The portal placement isn’t random, we can put it where we want.
Earth2 isn’t millions of years ago? It’s Earth, but without humans. We can use our maps of streams, mineral deposits, etc. Anything that wasn’t changed by man.
The idea that thousands of people working 18 or 24 hours a day in shifts can’t make log shelters, leather belts, wooden wheels, and rudimentary metal tools with access to all human knowledge, in a couple years, is weird to me.
Since we can send electromagnetic radiation through, what would be the most useful thing to send? We can do laser cutting. You could make a rock and clay furnace right up to the side of it to help smelting.
It’s weird to you because you are thinking in terms of a human with a support structure. Granted, this aspect that I apparently missed that makes this the Earth exactly as it is today just without humans is going to make things a lot easier than I was portraying. Many of the problems I was talking about get magicked away if you know exactly what resources and terrain you are going into. But not all of them.
I watched the video above. Very cool. Let me ask you something though…what do you suppose that guy does in the event of a major storm? What does he do if his shelter there is completely destroyed, flooded out and all that stuff he has built is washed away? I’ll tell you…he goes back to his house, shrugs and starts again, getting everything he needs set up for his next video. Maybe drives home in his truck with his tools stashed in back. And that’s sort of what the humans who go to this place will do, if they can…they will just teleport home. However, when they return, they could have to start essentially from scratch all over again. We won’t know what the actual weather and climate might be on this other world, but even on our world we have lots of natural disasters that strike all the time.
In order to build up to be able to do 18-24 hour shifts you are going to have to build the support system first…what this guy doing the video isn’t showing you. You are going to need bathroom facilities, clean water and food, probably shelter and clothing as well. But first you will need to build all those tools he has built in previous episodes to build the support infrastructure so you can go out and start getting the clay and iron or copper or whatever.
I do admit that this thread is less fun with all of the special powers and stuff, however, and I also admit that with them piling up it makes it easier than I was thinking. Still, I think it’s going to take longer, even with the magically convenient powers, than folks think. I’d guess that we are still talking centuries if not longer before you could spread out and build up sufficiently for the higher tech folks are positing, if nothing else than because even if the humans can portal back when bad shit happens their stuff can’t and shit is going to happen repeatedly to set things back. If we went my way then it would be more protected initially but wouldn’t be optimal for expansion later.

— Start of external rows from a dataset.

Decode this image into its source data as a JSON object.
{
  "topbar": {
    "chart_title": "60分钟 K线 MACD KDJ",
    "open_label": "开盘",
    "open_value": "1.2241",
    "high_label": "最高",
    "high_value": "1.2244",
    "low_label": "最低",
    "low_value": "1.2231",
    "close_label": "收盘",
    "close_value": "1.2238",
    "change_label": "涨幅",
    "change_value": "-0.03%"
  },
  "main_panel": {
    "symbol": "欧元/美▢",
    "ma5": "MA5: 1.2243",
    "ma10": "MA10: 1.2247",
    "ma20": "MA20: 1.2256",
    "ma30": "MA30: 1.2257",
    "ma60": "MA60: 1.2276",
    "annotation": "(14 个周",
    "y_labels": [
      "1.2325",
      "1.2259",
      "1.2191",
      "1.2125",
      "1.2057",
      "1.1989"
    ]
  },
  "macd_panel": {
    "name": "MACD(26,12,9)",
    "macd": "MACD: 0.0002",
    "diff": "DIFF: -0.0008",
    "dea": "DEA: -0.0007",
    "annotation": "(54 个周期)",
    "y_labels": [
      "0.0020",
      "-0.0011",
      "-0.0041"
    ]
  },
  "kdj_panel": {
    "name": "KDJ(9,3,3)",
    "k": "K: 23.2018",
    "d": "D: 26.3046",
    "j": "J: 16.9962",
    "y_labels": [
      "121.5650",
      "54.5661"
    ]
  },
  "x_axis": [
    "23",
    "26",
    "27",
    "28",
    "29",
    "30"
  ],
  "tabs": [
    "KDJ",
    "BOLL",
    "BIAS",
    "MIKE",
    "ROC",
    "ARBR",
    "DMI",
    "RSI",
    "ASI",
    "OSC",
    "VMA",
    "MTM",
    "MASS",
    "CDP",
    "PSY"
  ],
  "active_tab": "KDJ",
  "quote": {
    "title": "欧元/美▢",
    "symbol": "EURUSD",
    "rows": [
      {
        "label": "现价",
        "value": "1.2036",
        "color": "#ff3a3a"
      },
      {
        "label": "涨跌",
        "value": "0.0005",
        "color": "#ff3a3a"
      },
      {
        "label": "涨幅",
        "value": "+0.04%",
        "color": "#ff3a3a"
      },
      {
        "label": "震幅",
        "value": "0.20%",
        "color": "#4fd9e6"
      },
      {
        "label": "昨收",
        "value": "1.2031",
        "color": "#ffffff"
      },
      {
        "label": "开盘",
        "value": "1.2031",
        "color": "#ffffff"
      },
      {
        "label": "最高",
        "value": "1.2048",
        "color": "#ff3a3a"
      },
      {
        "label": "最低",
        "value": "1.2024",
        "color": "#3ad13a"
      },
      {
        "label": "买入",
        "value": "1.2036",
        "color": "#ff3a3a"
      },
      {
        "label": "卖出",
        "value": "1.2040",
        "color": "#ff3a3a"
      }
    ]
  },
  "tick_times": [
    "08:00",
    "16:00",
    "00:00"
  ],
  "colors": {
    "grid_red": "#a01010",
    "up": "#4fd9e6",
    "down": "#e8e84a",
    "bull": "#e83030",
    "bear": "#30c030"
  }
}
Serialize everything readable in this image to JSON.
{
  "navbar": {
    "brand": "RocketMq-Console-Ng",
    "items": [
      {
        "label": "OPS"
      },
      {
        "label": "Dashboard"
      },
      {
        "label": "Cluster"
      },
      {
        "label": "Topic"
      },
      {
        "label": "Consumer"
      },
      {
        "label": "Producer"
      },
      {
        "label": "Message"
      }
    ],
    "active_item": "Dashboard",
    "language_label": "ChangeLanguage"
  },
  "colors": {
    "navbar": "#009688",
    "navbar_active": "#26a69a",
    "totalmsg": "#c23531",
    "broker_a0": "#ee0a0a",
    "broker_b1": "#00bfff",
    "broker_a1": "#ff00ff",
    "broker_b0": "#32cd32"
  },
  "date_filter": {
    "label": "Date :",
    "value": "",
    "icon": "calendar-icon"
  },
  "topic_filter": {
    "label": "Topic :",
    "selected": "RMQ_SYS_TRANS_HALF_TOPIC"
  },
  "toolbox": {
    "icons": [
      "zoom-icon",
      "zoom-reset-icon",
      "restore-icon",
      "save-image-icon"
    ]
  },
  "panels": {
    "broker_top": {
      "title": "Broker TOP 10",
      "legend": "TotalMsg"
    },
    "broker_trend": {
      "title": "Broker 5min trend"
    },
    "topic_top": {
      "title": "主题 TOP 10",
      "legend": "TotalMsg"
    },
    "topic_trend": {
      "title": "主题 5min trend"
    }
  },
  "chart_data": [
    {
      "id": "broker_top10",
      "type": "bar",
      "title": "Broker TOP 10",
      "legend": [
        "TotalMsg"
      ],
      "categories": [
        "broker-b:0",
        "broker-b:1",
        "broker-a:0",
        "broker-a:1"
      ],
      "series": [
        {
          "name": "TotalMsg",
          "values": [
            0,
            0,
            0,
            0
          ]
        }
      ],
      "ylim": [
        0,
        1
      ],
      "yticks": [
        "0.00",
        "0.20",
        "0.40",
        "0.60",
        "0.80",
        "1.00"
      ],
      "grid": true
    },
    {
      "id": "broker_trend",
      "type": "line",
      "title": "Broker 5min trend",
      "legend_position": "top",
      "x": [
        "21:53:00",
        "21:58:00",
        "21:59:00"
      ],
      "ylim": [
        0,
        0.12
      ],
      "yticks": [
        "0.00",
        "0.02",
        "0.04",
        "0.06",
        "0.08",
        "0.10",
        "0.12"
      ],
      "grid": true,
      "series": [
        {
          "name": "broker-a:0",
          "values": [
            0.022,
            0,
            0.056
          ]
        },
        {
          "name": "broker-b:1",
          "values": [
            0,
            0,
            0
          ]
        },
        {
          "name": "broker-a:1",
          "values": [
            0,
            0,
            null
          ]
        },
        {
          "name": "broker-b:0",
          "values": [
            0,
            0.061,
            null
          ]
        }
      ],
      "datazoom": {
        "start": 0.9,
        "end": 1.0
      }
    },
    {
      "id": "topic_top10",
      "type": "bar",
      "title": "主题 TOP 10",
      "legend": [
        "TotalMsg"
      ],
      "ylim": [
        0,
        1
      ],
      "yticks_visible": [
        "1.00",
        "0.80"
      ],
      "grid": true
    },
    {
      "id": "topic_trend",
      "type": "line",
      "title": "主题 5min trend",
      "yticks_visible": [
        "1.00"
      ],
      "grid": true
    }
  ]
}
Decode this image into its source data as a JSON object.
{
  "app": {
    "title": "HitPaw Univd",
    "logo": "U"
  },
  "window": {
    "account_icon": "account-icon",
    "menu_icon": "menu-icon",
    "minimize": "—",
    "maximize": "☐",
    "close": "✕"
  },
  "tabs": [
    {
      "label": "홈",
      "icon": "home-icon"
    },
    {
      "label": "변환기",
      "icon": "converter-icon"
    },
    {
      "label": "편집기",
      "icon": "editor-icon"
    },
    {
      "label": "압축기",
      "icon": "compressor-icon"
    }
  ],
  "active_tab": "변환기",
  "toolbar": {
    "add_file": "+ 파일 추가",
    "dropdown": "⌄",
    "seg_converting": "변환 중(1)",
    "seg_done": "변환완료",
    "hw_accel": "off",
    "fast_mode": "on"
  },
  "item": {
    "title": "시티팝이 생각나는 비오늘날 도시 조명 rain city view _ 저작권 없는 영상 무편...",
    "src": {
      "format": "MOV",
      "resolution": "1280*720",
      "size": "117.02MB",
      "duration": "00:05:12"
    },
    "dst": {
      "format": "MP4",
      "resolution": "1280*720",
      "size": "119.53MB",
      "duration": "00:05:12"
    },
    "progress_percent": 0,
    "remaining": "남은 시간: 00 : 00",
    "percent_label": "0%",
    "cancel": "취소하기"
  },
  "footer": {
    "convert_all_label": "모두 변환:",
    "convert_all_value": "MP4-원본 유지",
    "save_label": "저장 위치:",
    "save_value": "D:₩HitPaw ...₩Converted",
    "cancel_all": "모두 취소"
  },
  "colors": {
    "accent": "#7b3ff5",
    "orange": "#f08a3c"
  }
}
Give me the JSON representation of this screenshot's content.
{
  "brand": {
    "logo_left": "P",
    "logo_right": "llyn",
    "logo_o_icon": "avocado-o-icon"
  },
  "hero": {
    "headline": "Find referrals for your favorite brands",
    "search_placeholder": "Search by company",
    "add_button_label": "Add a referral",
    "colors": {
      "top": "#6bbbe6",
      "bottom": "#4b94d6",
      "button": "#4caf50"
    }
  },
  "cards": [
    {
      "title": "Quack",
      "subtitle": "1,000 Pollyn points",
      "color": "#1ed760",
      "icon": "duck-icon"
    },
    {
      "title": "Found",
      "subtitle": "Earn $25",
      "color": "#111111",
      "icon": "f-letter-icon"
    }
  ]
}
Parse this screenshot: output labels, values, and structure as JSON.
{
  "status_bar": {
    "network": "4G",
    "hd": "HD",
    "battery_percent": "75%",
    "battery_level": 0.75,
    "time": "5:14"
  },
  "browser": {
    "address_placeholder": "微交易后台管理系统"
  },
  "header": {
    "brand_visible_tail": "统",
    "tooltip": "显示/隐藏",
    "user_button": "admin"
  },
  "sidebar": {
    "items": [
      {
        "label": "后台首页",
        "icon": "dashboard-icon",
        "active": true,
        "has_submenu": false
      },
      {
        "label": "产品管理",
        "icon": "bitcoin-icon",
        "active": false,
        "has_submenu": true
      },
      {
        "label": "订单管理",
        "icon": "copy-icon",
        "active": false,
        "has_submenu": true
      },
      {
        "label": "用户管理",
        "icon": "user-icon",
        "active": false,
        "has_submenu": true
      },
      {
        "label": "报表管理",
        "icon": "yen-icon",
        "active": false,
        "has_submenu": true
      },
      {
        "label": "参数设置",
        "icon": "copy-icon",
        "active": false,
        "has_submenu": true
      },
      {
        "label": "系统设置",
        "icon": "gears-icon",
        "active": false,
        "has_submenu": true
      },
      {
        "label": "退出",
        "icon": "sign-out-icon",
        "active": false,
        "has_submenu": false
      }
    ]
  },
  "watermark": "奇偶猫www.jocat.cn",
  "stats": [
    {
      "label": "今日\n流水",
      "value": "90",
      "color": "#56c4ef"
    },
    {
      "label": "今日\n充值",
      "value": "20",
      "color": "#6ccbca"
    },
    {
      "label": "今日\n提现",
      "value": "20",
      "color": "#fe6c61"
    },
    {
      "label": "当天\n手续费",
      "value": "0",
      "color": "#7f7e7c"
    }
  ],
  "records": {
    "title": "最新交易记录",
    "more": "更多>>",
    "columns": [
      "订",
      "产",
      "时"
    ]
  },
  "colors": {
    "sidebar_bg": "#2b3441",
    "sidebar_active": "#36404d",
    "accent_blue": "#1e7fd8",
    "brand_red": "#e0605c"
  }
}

If you made it more vulnerable initially then you might have a better site for later expansion.
I foresee a lot of folks dying though in this venture, though, even with the magic portal. And I think it will take a lot longer to build up to computers and WiFi connections than folks seem to realize, even with all of this.
Just to be clear, “magic powers” means “we know very, very roughly what we’re getting into, and we don’t have to live there full-time (presuming we all file through the portal to leave, which could be problematic with thousands of people).” That’s the full extent of the “special powers”, as I understand them.
One side-effect of these “special powers” is we don’t have to build in the middle of a flood plain on the san andreas fault. It should be trivial to find a location where a civilization can build up without constantly being destroyed by natural disasters. Step one: find any existing city. Step 2: build there. One of the preconditions for most cities is they aren’t getting wiped out every couple of years.